La province indonesienne considère l'étiquetage électronique de certaines personnes atteintes du vih / sida


La province indonesienne considère l'étiquetage électronique de certaines personnes atteintes du vih / sida

Des rapports portent sur le fait que la province indonésienne de Papouasie envisage de adopter une loi qui obligerait certaines personnes «sexuellement agressives» avec le VIH / sida à avoir de petits dispositifs électroniques implantés sous leur peau afin qu'ils puissent être plus facilement identifiés, suivis et poursuivis s'ils Infecter délibérément les autres.

Bien que les législateurs soient en faveur du projet de loi, les agents de santé et les militants s'y opposent, l'appelant abominable et la violation des droits de l'homme.

Un activiste bien connu à Papouasie, Tahi Ganyang Butarbutar, a déclaré à la presse que les personnes atteintes du SIDA ne devraient pas être traitées comme des animaux et que leurs droits devraient être respectés, a déclaré un rapport de la Presse associée. Les opposants au projet de loi favorisent les dépenses croissantes en matière d'éducation sur le VIH / sida et l'utilisation du préservatif.
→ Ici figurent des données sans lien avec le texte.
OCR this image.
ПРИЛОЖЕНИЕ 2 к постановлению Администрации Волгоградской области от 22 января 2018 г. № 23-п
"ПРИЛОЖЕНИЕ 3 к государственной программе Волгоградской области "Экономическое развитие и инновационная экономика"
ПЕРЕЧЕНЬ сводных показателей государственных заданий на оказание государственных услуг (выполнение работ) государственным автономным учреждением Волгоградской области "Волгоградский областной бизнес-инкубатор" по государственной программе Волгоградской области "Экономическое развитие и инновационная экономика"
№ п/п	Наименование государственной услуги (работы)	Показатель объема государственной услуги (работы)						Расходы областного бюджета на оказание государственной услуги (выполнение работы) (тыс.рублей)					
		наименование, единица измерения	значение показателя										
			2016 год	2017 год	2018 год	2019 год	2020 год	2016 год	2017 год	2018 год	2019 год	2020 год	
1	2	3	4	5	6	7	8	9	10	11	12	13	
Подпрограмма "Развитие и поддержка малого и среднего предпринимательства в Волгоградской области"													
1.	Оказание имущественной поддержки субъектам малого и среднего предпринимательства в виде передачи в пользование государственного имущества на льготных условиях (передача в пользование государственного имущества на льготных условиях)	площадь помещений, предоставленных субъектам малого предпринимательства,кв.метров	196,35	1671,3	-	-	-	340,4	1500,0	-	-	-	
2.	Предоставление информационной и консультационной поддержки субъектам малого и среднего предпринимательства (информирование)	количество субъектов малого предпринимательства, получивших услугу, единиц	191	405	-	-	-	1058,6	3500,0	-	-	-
Avec une population de 235 millions d'habitants, l'Indonésie est le quatrième pays le plus important du monde et possède l'un des taux de croissance du VIH le plus rapide en Asie. La prostitution et l'usage de drogues sont considérés comme les principaux moteurs de l'infection à VIH en Indonésie. En Papouasie, les rituels tribaux qui encouragent l'échange de partenaires et le manque de formation sur le sida et les infections sexuellement transmissibles, ainsi que le manque de préservatifs, sont considérés comme des raisons particulières du taux élevé de propagation du VIH.

La Papouasie est la province la plus pauvre d'Indonésie et compte environ 2 millions de personnes. Une étude du gouvernement indonésien publiée l'année dernière a estimé que le taux d'infection par le VIH / sida en Papouasie est près de 20 fois la moyenne nationale, a rapporté Reuters.

Des législateurs comme John Manangsang ont déclaré aux journalistes que l'implantation d'une puce informatique sous la peau de patients atteints du VIH / SIDA susceptibles d'être «sexuellement agressifs» aiderait les autorités à surveiller leur localisation et à prouver si elles avaient délibérément infecté d'autres personnes, un crime Qui porte une peine de jusqu'à 6 mois de prison ou une amende lourde.

Selon l'Associated Press, Manangsang a déclaré que les détails doivent encore être réglés, mais il s'attendait pleinement à ce que le projet de loi passe et entre dans la loi le mois prochain. D'autres législateurs ont convenu, y compris Weynand Watari, qui a déclaré qu'une action extraordinaire était nécessaire pour résoudre une crise de santé extraordinaire.

Reuters a rapporté que Constan Karma, le chef de la Commission nationale de lutte contre le sida de Papouasie a été cité samedi par le journal Jakarta Post, affirmant que le plan violait les droits de l'homme.

Le coordonnateur de l'ONUSIDA pour l'Indonésie, Nancy Fee, a déclaré à l'Associated Press que l'ONU n'était pas au courant d'une telle législation ailleurs dans le monde et a déclaré qu'elle avait «de graves préoccupations» au sujet de l'idée de marquer les patients atteints du VIH / sida.